宝钗轻轻叹了一口气,若不是要借着薛蟠行事,她恨不得将母子两个扔在金陵,给口饭饿不死也就罢了。
可是转念一起,这一个娘,一个哥,都是原身有血缘关系的亲人,就算扔在金陵,若他们做出什么事来,还能真与自己不相干?
这样看来,还是在眼皮子底下盯着更叫人放心些。
颜夫人又同她说起皇商吕家来,原来这吕家祖上曾救过本朝的开国皇帝,做的头一笔生意便是替皇帝采买。
后来一宗接一宗,一件接一件,家族极速壮大了起来,称为本朝首富也不为过。
只是这人一旦有了远超自己能够驾驭的钱或权,总会有些飘飘然。
于是就惹恼了皇帝,当即将吕家抄了家。
“之后有一支流放到岭南的,因着新帝登基赦了罪,挑着个小货郎担儿起的家,一点儿一点儿将生意做了起来。
太上皇南巡的时候,他不知打从哪里弄来的祥瑞进献,太上皇见了人,想起来祖上的情分。
问及他及懂布匹锦缎的,就叫内务府发下帑币,与他采买布匹的门路。
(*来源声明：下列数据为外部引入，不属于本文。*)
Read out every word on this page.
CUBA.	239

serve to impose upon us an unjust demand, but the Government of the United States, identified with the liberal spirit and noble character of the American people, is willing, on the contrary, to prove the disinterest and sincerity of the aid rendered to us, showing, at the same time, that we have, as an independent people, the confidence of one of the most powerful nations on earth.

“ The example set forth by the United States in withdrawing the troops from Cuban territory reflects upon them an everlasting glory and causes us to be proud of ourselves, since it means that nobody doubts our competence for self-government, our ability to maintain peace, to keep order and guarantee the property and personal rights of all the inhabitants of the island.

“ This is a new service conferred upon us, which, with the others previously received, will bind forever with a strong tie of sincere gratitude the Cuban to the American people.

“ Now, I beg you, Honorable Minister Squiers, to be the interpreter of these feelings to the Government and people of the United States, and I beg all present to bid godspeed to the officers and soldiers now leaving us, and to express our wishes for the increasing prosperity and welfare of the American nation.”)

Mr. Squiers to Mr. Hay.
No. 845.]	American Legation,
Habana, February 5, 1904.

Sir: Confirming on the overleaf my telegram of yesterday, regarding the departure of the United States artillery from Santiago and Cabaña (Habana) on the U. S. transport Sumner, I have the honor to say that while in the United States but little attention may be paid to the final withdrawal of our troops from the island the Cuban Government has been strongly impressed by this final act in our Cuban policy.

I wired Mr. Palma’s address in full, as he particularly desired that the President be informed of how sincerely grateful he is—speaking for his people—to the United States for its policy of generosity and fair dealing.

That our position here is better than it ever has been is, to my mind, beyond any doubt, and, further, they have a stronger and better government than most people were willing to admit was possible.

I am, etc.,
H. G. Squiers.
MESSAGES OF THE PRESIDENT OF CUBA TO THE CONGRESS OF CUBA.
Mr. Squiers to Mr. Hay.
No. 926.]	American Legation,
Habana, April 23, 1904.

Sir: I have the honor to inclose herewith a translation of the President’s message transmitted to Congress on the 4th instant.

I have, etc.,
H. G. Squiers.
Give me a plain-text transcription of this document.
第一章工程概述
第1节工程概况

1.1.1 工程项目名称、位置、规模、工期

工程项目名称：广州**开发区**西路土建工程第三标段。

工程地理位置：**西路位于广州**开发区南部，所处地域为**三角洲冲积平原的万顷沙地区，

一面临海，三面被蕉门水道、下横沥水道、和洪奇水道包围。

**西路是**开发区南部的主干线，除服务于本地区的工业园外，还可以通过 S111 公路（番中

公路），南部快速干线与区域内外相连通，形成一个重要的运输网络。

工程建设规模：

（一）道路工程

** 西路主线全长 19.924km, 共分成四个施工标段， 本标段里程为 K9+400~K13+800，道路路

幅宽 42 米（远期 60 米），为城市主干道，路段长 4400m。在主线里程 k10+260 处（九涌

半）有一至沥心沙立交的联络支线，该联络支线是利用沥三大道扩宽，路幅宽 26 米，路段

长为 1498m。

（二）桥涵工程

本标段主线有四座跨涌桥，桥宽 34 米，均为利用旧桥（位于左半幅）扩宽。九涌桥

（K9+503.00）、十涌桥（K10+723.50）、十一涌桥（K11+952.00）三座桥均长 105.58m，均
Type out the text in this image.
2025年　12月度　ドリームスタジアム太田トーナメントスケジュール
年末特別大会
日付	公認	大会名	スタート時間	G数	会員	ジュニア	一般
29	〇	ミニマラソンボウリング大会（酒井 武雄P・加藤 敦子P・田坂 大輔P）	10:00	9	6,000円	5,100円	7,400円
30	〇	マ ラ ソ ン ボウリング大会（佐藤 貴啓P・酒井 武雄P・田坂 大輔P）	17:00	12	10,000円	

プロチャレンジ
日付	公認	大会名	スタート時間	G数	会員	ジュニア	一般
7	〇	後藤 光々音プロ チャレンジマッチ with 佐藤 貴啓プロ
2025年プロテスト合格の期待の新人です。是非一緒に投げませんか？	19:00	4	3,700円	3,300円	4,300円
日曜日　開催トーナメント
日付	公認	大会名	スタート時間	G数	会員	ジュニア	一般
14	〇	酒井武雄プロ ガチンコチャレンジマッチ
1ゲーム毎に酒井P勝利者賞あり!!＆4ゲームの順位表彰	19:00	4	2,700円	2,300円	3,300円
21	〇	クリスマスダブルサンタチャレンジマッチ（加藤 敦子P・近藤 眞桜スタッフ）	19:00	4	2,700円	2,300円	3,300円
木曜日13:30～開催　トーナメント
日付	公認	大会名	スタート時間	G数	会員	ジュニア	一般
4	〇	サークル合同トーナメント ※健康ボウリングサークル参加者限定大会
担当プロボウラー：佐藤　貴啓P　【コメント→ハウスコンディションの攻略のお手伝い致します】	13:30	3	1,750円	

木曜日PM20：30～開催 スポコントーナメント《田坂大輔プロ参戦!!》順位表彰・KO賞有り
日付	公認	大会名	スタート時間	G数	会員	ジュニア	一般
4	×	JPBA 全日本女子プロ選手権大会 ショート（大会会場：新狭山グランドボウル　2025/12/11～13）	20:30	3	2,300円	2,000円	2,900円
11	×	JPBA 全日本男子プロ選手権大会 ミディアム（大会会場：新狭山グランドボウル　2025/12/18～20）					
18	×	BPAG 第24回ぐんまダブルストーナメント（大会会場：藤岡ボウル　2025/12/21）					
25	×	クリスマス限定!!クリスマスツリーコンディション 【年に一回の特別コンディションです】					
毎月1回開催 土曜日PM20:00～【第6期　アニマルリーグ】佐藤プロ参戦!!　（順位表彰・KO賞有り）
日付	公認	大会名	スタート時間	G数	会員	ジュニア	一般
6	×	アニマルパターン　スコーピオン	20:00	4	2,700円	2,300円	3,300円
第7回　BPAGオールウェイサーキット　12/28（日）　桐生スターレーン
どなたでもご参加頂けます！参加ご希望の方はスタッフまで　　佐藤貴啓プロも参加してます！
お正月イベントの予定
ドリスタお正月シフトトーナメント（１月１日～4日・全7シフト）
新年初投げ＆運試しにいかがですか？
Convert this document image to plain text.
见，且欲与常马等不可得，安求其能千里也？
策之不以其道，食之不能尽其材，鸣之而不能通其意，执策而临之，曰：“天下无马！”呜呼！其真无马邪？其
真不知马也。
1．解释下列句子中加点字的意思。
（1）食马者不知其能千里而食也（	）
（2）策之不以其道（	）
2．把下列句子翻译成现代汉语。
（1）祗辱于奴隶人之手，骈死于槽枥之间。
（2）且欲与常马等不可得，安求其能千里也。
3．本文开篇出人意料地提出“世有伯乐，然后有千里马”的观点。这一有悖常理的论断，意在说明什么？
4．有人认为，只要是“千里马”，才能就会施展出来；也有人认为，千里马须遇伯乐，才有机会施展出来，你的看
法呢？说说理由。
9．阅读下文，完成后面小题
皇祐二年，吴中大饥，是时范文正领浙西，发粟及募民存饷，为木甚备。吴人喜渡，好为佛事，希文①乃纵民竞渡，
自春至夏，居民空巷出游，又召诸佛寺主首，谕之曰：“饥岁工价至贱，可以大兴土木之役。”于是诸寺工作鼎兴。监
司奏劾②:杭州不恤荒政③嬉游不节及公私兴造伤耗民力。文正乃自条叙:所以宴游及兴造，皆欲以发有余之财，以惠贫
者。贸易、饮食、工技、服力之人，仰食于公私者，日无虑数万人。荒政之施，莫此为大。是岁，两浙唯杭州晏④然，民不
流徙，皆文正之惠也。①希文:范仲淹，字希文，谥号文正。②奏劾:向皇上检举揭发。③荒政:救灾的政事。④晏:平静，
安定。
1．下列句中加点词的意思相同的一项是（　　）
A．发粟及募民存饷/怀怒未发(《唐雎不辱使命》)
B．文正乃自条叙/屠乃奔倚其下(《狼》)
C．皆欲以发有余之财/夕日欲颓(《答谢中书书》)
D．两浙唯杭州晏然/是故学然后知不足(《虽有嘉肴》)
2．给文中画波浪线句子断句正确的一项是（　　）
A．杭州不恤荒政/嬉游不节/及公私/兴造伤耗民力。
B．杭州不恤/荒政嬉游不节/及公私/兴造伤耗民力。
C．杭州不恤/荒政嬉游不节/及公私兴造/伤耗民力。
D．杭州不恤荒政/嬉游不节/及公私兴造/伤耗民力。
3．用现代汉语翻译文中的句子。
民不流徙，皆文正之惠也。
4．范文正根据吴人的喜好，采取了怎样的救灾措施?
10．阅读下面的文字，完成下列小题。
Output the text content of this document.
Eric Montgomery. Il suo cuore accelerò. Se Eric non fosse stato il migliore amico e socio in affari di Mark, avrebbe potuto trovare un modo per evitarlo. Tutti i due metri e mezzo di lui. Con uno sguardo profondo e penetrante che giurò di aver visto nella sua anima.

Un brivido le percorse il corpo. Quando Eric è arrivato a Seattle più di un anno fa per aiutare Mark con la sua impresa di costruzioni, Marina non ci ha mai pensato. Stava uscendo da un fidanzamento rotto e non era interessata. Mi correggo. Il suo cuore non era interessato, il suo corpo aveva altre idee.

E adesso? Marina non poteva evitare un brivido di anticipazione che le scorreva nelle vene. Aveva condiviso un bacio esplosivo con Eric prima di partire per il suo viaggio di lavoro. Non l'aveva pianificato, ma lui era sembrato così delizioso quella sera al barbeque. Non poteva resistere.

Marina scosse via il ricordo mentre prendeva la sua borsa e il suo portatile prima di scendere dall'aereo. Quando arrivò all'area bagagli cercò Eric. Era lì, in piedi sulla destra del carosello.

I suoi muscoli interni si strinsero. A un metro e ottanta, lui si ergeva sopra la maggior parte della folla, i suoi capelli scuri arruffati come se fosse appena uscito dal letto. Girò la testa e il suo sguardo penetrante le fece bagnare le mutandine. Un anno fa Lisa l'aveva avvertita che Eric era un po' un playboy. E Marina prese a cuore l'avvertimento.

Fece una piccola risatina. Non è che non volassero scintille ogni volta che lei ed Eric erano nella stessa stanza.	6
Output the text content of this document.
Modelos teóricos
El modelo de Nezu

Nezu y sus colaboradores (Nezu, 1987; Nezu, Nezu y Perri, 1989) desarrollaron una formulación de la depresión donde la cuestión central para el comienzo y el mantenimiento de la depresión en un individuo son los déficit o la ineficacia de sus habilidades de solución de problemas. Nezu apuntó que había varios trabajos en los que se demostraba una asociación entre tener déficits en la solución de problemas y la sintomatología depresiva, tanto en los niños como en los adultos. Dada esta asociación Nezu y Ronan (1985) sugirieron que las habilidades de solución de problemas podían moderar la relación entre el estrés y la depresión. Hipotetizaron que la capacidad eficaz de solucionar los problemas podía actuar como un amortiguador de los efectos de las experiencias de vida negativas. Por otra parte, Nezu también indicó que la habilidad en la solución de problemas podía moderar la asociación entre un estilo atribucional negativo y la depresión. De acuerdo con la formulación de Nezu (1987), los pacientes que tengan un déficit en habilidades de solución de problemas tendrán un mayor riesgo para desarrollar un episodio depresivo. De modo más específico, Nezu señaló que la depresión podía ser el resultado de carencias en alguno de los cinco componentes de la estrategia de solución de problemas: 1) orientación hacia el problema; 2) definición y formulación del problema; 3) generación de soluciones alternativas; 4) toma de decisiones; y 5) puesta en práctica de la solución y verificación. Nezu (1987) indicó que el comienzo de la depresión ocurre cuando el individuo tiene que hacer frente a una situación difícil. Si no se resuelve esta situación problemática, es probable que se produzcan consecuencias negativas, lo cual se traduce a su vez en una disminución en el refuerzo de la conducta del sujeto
”
颜夫人讲得仔细,宝钗也听得认真,听到此处,不由出声赞叹:
“可见这人的命数都是不一定的,眼瞧着山穷水尽无归路,一转眼,便柳暗花明又一村。”
颜夫人“扑哧”笑道:“我是想告诉你,这吕家几辈子经商,不光是财力,还有手段,以及狠辣,都较之一般商户不知强上多少。
我听着阿越说你这回抢了他家云锦的份额,好比是在他碗里狠狠抢了一块肉走,还不知道他们要怎么记恨你。
这回虽有阿越做了中人调和,可是有句古话说,断人财路,如杀人父母。
若吕家认为你有心要插手云锦的生意,当面说得没事,回头再使了手段,你可要小心着些。”
薛宝钗不由动容,虽颜夫人一向对她极好,可似今日这般掏心掏肺的说话,却还是头一回。
“宝钗何德何能,竟能得夫人如此相待——”
颜夫人嘴角微微勾起,声音越发柔和。
“天底下的缘分最是妙不可言,我与你一见投缘,竟想起来我那不得见面的女儿,若是还活着,怕也如你这般大了。
当日在大运河上遇见,许就是上天安排的你我的缘分,我看你,也如同看自己的女儿一般。”